ホープ(福岡市、時津孝康社長兼CEO)は22日、新電力子会社のホープエナジー(福岡市、時津孝康社長)が破産手続き開始の申し立てを行うと発表した。卸電力市場価格の高騰で調達コストが膨らみ、債務超過に陥っていた。一般送配電事業者9社に支払う託送料金は未払いとなり、託送供給契約も解除された。負債総額は300億円で、託送料金や不足インバランス料金が大半を占める。ホープがホープエナジーの債務を保証する見込みはなく、一般送配電事業者は取り立て不能となる恐れがある。

 ホープエナジーは2021年12月にエネルギー事業をホープから承継。ホープは同年1月の卸電力市場高騰により、インバランス料金約65億円を9分割して支払っており、同年12月に完済した。

 卸電力市場価格は同年10月以降も高騰し、ホープエナジーは逆ざやでの電力供給が続いていた。今年2月の平均電力市場調達単価実績は23円96銭だったのに対し、平均販売単価実績は15円09銭。ホープの22年6月期第2四半期連結決算では、ホープエナジーの営業損失により80億4700万円の債務超過を公表していた。
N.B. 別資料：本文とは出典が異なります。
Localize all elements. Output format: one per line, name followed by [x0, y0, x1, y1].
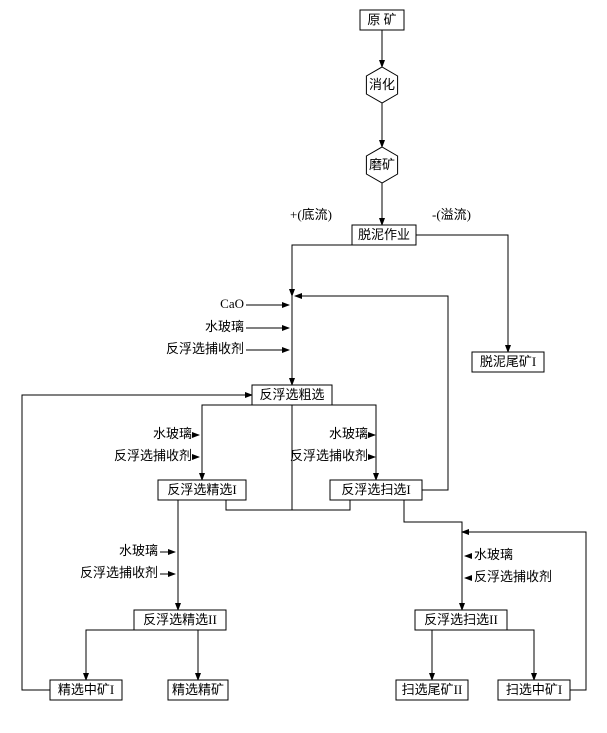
node-clean1: 反浮选精选I [158, 480, 246, 500]
edge-deslime-over [416, 235, 508, 352]
node-raw-label: 原 矿 [367, 12, 396, 27]
label-col2: 反浮选捕收剂 [114, 448, 192, 463]
label-col3: 反浮选捕收剂 [290, 448, 368, 463]
node-clean2-label: 反浮选精选II [143, 612, 217, 627]
label-col1: 反浮选捕收剂 [166, 341, 244, 356]
node-scav_tail2: 扫选尾矿II [396, 680, 468, 700]
node-slake: 消化 [366, 67, 397, 103]
node-rough: 反浮选粗选 [252, 385, 332, 405]
node-scav_tail2-label: 扫选尾矿II [402, 682, 463, 697]
edge-scav2-mid [490, 630, 534, 680]
node-conc: 精选精矿 [168, 680, 228, 700]
node-deslime-label: 脱泥作业 [358, 227, 410, 242]
node-mid1: 精选中矿I [50, 680, 122, 700]
node-deslime_tail: 脱泥尾矿I [472, 352, 544, 372]
label-col5: 反浮选捕收剂 [474, 569, 552, 584]
label-wg2: 水玻璃 [153, 426, 192, 441]
label-cao: CaO [220, 296, 244, 311]
label-wg5: 水玻璃 [474, 547, 513, 562]
edge-clean1-down-r [226, 500, 292, 510]
node-scav2: 反浮选扫选II [415, 610, 507, 630]
label-overflow: -(溢流) [432, 207, 471, 222]
node-scav1-label: 反浮选扫选I [341, 482, 410, 497]
node-clean1-label: 反浮选精选I [167, 482, 236, 497]
node-grind: 磨矿 [366, 147, 397, 183]
node-deslime_tail-label: 脱泥尾矿I [480, 354, 536, 369]
node-scav_mid1: 扫选中矿I [498, 680, 570, 700]
node-conc-label: 精选精矿 [172, 682, 224, 697]
edge-rough-right [322, 405, 376, 480]
node-scav2-label: 反浮选扫选II [424, 612, 498, 627]
label-wg3: 水玻璃 [329, 426, 368, 441]
edge-clean2-conc [198, 630, 210, 680]
edge-clean2-mid1 [86, 630, 150, 680]
edge-deslime-under [292, 245, 360, 296]
node-clean2: 反浮选精选II [134, 610, 226, 630]
node-rough-label: 反浮选粗选 [259, 387, 324, 402]
edge-scav1-down-l [292, 500, 350, 510]
label-wg1: 水玻璃 [205, 319, 244, 334]
node-raw: 原 矿 [360, 10, 404, 30]
label-col4: 反浮选捕收剂 [80, 565, 158, 580]
node-deslime: 脱泥作业 [352, 225, 416, 245]
label-wg4: 水玻璃 [119, 543, 158, 558]
node-scav_mid1-label: 扫选中矿I [506, 682, 562, 697]
node-slake-label: 消化 [369, 77, 395, 92]
edge-scav1-down-r [404, 500, 462, 610]
label-underflow: +(底流) [290, 207, 332, 222]
edge-rough-left [202, 405, 262, 480]
node-scav1: 反浮选扫选I [330, 480, 422, 500]
node-mid1-label: 精选中矿I [58, 682, 114, 697]
node-grind-label: 磨矿 [369, 157, 395, 172]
 ホープエナジーは託送料金の支払いができず、22日午前0時までに沖縄電力を除く一般送配電事業者9社から託送供給契約を解除された。ホープエナジーの顧客は全国(沖縄を除く)の自治体や公共施設で約5千施設に上る。自社からの電力供給が停止になるという通知を14~17日に顧客に送付し、他の小売電気事業者への契約切り替えを促していた。

 新たな切り替え先はホープエナジーの託送供給契約解除日までさかのぼって電力を供給したことになる。他の小売電気事業者や最終保障約款への契約切り替えを行わない場合、一般送配電事業者のもと、無契約状態で供給される。供給期間は一般送配電事業者の条件によって異なる。

 ホープエナジーは新電力の販売量ランキング(昨年11月)で総合14位、特別高圧5位、高圧10位、低圧291位につけている。